We know from other previous studies that just 2 percent of the Great Barrier Reef remains untouched by the five mass coral bleaching events of the past 30 years – a truly horrific toll of human-caused, emissions-driven marine heatwaves.
The first recorded mass bleaching event of 1998 hit the reefs around Orpheus Island especially hard, damaging complex branching corals and leading to a "complete shift" in fish communities, Hemingson and colleagues found.
The most eye-catching yellow and green fishes, such as the lemon damselfish and green coral goby, have declined in abundance in the three decades since, by about two-thirds.
"Ongoing declines (exacerbated by further disturbance events) are likely to lead to a complete loss of these brightly colored species," which would effectively 'drain' the color out of fish communities, making them dull and drab, Hemingson and his coral reef compadres write.
Although the massive and encrusting boulder corals that replaced soft, branching corals are more resilient to heat impacts – literally hardening the reef to future stressors – they probably provide less protection from predators for brightly-colored fishes.
"Unfortunately, this means that the corals that are most capable of surviving the immediate impacts of climate change are unlikely to maintain the diversity of colors currently supported by coral reefs," the researchers write.

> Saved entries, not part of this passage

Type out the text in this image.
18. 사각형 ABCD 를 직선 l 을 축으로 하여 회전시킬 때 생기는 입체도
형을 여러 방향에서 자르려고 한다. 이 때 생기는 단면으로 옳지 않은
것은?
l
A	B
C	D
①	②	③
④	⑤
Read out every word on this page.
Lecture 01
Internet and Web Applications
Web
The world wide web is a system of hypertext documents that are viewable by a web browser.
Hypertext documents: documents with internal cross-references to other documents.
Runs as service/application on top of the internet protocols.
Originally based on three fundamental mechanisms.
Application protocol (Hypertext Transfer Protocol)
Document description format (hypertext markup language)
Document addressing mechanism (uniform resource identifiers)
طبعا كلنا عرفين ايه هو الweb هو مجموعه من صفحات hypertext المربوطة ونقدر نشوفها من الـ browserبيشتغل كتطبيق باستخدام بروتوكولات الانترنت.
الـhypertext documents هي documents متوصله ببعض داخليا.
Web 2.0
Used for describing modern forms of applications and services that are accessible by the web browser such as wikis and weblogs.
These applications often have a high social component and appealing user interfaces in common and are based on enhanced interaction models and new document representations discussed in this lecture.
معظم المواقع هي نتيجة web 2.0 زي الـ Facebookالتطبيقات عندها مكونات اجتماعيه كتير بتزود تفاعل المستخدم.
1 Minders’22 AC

"Fish communities on future reefs are therefore likely to be a duller version of their previous configurations, even if coral cover remains high."
Hemingson acknowledges the grief that people may feel as fish species and corals are lost – an ecological grief that scientists studying coral reefs first-hand know all too well.
But as scientists have shown with gusto, grief can be a powerful motivational force that spurs people to take action, too.
"I can either give up when I feel upset, or use those emotions to motivate me and find better solutions," Emma Camp, a coral biologist at the University of Technology Sydney told Nature in 2019.
Fighting words for us all to live by.
The study was published in Global Change Biology.